Неисповедимы пути твои Господи. И зачем я только вновь поглядел на Шаман-гору? С одной комсомольско- молодёжной стройки попал на другую, где, возможно, в ударном труде преждевременно окончу дни свои.

Глава 2. МОЙ АДРЕС: АМУРЛАГ

Выгодное это дело – строить светлое будущее за счёт дармового труда деклассированного элемента. Госхозяй- ству прибыток, и неугодные власти людишки под присмотром. Глядя на всё, что происходит вокруг, я поневоле стал подумывать, что построение коммунизма в отдельно взятом государстве всё же возможно. Но под неусыпным оком умных вождей и на территории, многократно опутанной колючей проволокой и окружённой частоколом штыков. Это для того чтобы, не дай Бог, какой-нибудь ополоумевший от коммунистического счастья не вздумал сбежать.

Ещё при посадке на баржу более опытный комбриг толкнул меня в плечо:

– Не вздумайте в закутках жаться. Обосновываемся под самыми люками.

Лишь позже я смог оценить его совет. В трюмах раскалённой на солнце посудине стояла такая духота, что всем арестантам пришлось раздеваться чуть ли не догола. Но и это не самое страшное. Катастрофически не хватало воздуха.

– Что же вы творите! Люди вы или нет? – неслись крики осуждённых.

В ответ слышалось:

– Мы-то люди, а вот вы – враги народа.

Мне всегда было непонятно стремление неудовлетворённых в своих амбициях людей к садисткой жестокости. Может, таким образом они тешат своё извращённое самолюбие? Вот вы там, мол, все шибко умные да бывшие генералы, а нам этого не дано, зато мы вас всех к ногтю. А где же любовь к ближнему? Где сострадание к страждущему? Всё-таки велик в человеке дух уничтожения и жестокости.

Когда задыхающиеся люди стали терять сознание, начальник конвоя сжалился и приказал выводить наверх небольшие партии заключённых, чтобы глотнули свежего воздуха. Но, до нас очередь не успела дойти.

Когда проветривалась третья или четвёртая партия, наверху раздались встревоженные крики и забухали выстрелы.

– Вот идиоты, – проскрипел зубами комбриг. – Никак, побег удумали, стервецы.

Прогремело ещё несколько выстрелов, затем всё утихло.

– Я в тайге белке в глаз бью, а тут и целиться-то не надо, – раздался сквозь открытый люк самодовольный голос.

Через мгновение, подгоняемые прикладами, вниз скатились оставшиеся в живых два человека.

– Задраить люки! – послышалась команда. – Эти скоты гуманного отношения не понимают.

– Что там случилось? – посыпались вопросы.

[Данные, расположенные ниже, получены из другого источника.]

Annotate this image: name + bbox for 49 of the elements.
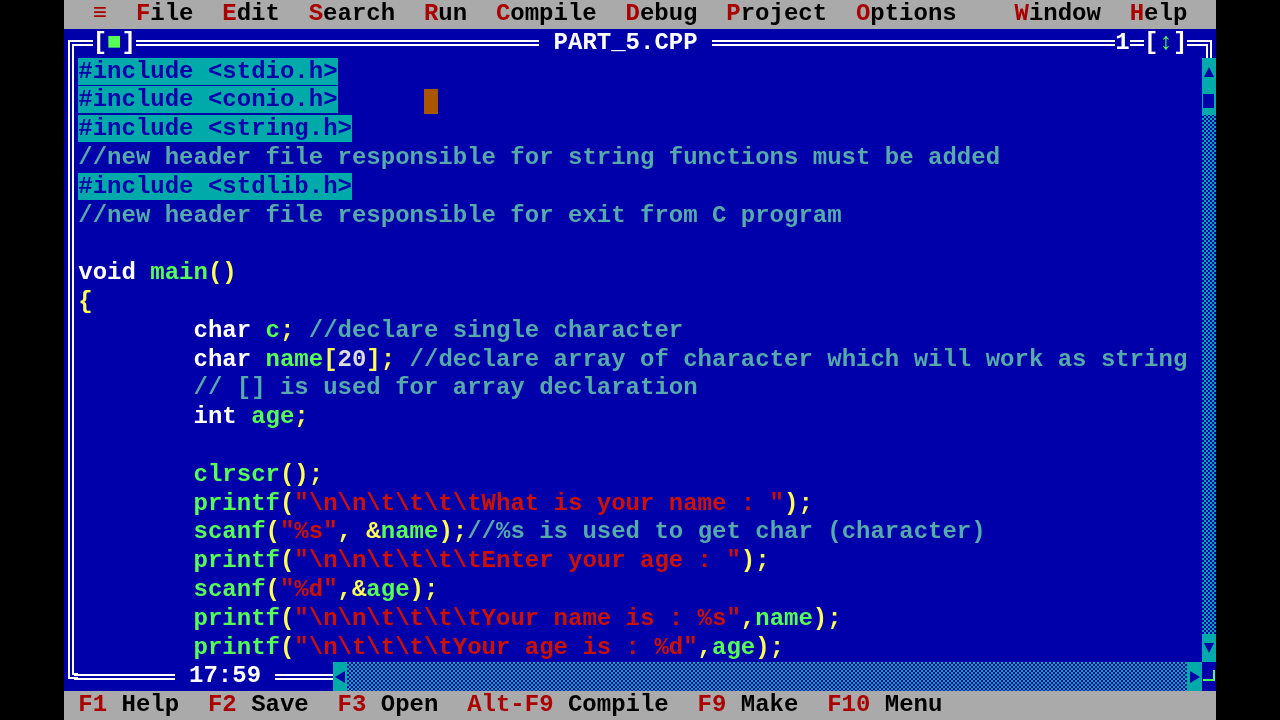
code-line: scanf("%d",&age); <box>193 575 439 603</box>
frame-line <box>78 40 93 47</box>
horizontal-scrollbar[interactable] <box>333 662 1202 692</box>
resize-grip-icon[interactable] <box>1202 669 1215 684</box>
shortcut-button[interactable]: F9 Make <box>683 691 813 720</box>
window-title: PART_5.CPP <box>552 28 699 58</box>
code-line: { <box>78 287 93 315</box>
code-line: void main() <box>78 259 237 287</box>
menu-item[interactable]: Window <box>1000 0 1116 29</box>
code-line: printf("\n\n\t\t\t\tWhat is your name : "); <box>193 489 813 517</box>
scroll-thumb[interactable] <box>1203 93 1215 108</box>
code-line: printf("\n\n\t\t\t\tYour name is : %s",name); <box>193 604 842 632</box>
scroll-up-icon[interactable] <box>1202 66 1215 78</box>
scroll-right-icon[interactable] <box>1188 669 1201 684</box>
vertical-scrollbar[interactable] <box>1201 57 1217 663</box>
code-line: // [] is used for array declaration <box>193 374 698 402</box>
code-line: printf("\n\t\t\t\tYour age is : %d",age); <box>193 633 785 661</box>
code-line: clrscr(); <box>193 460 324 488</box>
zoom-button[interactable]: [↕] <box>1144 28 1188 58</box>
menu-item[interactable]: Project <box>711 0 842 29</box>
shortcut-button[interactable]: F1 Help <box>63 691 194 720</box>
menu-item[interactable]: Run <box>409 0 482 29</box>
window-number: 1 <box>1115 28 1130 58</box>
menu-item[interactable]: File <box>121 0 208 29</box>
frame-line <box>275 673 334 680</box>
menu-item[interactable]: Help <box>1115 0 1202 29</box>
scroll-down-icon[interactable] <box>1202 642 1215 654</box>
shortcut-button[interactable]: F2 Save <box>193 691 324 720</box>
shortcut-button[interactable]: F10 Menu <box>812 691 957 720</box>
menu-item[interactable]: Compile <box>481 0 612 29</box>
menu-item[interactable]: Edit <box>207 0 295 29</box>
frame-corner <box>67 662 79 680</box>
close-button[interactable]: [■] <box>92 28 136 58</box>
code-line: char c; //declare single character <box>193 316 684 344</box>
menu-item[interactable]: Search <box>294 0 410 29</box>
frame-line <box>1129 40 1145 47</box>
code-line: //new header file responsible for exit from C program <box>78 201 842 229</box>
code-line: int age; <box>193 403 309 431</box>
cursor-position: 17:59 <box>188 662 263 692</box>
scroll-left-icon[interactable] <box>334 669 347 684</box>
code-line: scanf("%s", &name);//%s is used to get char (character) <box>193 518 986 546</box>
code-line: printf("\n\n\t\t\t\tEnter your age : "); <box>193 547 770 575</box>
shortcut-button[interactable]: Alt-F9 Compile <box>452 691 684 720</box>
menu-item[interactable]: Options <box>841 0 972 29</box>
code-line: char name[20]; //declare array of character which will work as string <box>193 345 1188 373</box>
menu-item[interactable]: Debug <box>611 0 712 29</box>
shortcut-button[interactable]: F3 Open <box>323 691 453 720</box>
frame-line <box>1187 40 1202 47</box>
code-line: //new header file responsible for string functions must be added <box>78 144 1001 171</box>
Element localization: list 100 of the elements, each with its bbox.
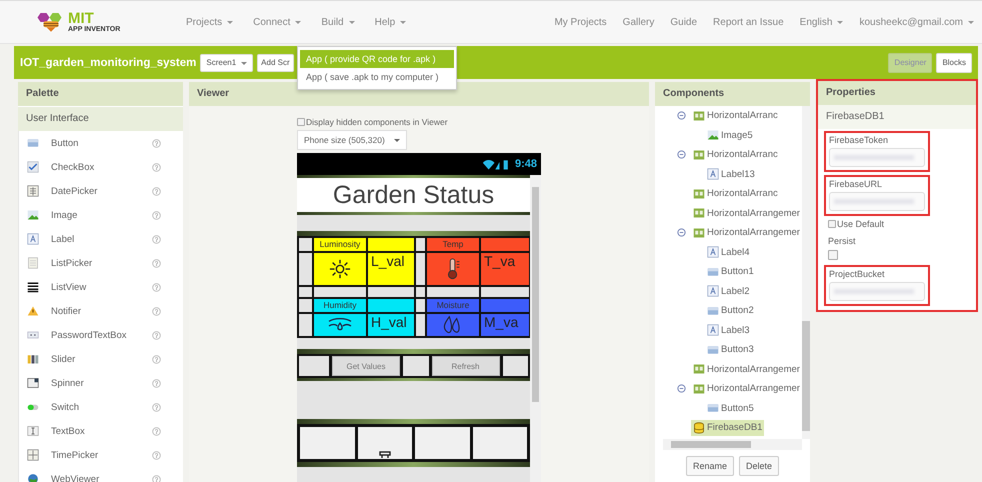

– Да староверы из раскулаченных ни с того ни с сего конвой растолкали и в воду.

– Ну и?

– Что ну и? Восьмерых на дно отправили. Даже шлюпку спускать не стали.

«Круто, – подумал я. – Что за бал сатаны правится в России-матушке? До какой же степени может обесцениться жизнь, что проще пустить всех на дно, чем спустить шлюпку и выловить. А старообрядцы на что надеялись»?

– Какой это побег! – Пробормотал Селютин. – Это – самоубийство.

– Куда бежать собрались? – сквозь зубы проскрипел один из заключённых.

– Теперь и нам житья не будет, – глядя, как задраивается наша последняя надежда на свежий воздух, проговорил комбриг.

– Ни себе, ни людям! – зло сплюнул комэск.

– А им уже всё равно, они теперь с архангелами беседы ведут, – покачал головой комбриг.

Но ведь это же страшный грех, – прошептал так и прижившийся рядом с нами Сруль-Абрам, – Господь самоубийц не прощает.

Поэтому и прыгнули, – глубокомысленно изрёк один из сталинских соколов. – Не сами же на себя руки наложили, а от пули погибли.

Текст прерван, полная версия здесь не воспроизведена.